Elite Signs & Graphics Ltd – Our Terms & Conditions

Terms and conditions – Elite Signs & Graphics Limited

1.         Our Terms

  1. The terms (Terms) set out below together with the Contract Details set out the terms and conditions upon which Elite Signs & Graphics Limited (we/us/our) will supply its services to you, the customer named in the Contract Details (you/your).
    1. TheseTerms apply to the Contract to the exclusion of any other terms that you seek to impose or incorporate or which are implied by law, trade, custom, practice or course of dealing.
    1. If there is any inconsistency between the Terms and the Contract Details, the Contract Detail shall have priority.
    1. Any quotation we provide shall not constitute an offer and is only valid for a period of 30 days from its date of issue.
    1. In these Terms when we refer to the following terms they shall have the following meanings:-

Business Day:           a day other than a Saturday, Sunday or public holiday in England, when banks in London are open for business.

Business Hours:       8.00 am to 5.00pm on a Business Day.
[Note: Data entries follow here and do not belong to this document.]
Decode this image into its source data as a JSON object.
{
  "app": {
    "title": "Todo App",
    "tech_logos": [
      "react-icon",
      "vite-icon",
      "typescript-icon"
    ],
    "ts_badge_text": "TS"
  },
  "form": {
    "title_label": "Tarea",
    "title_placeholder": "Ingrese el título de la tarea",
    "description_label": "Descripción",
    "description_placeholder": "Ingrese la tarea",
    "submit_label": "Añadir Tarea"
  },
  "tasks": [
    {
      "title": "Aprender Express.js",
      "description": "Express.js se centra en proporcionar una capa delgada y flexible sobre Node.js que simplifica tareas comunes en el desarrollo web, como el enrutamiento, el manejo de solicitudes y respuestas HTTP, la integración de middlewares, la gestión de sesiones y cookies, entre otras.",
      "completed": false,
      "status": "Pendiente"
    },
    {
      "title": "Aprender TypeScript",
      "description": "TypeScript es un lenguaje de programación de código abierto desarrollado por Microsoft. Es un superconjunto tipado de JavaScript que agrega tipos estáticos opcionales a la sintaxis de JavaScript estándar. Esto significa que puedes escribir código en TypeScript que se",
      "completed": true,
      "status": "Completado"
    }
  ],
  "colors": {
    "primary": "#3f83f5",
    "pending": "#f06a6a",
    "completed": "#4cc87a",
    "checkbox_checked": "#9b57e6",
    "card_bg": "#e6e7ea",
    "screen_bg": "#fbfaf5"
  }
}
Charges:                    the charges payable by you for the supply of the Services in accordance with clause 6.         

Contract:                    the contract between you and us for the supply of the Services in accordance with these Terms.

Deliverables:              the deliverables set out in the Contract Details which we shall produce for you in the provision of the Services.

Intellectual Property Rights:        all patents, rights to inventions, copyright, trademarks, business names, goodwill,  right to sue for passing off, rights in computer software, database rights and all other intellectual property rights in each case whether registered or unregistered and including all applications and rights to apply for and be granted, renewals or extensions of and rights to claim priority from, such rights and all similar or equivalent rights or forms of protection which subsist or will subsist now or in the future in any part of the world.

Order:                         your order for the Services whether set out in your purchase order or the written acceptance of our quotation as the case may be.

Services:                    the services, including the Deliverables, to be supplied by us to you as more particularly described in the Contract Details.

Specification:            the specification for the Services set out in the Contract Details.

Vehicle(s):                  the vehicle(s) (if any) set out in the Contract Details.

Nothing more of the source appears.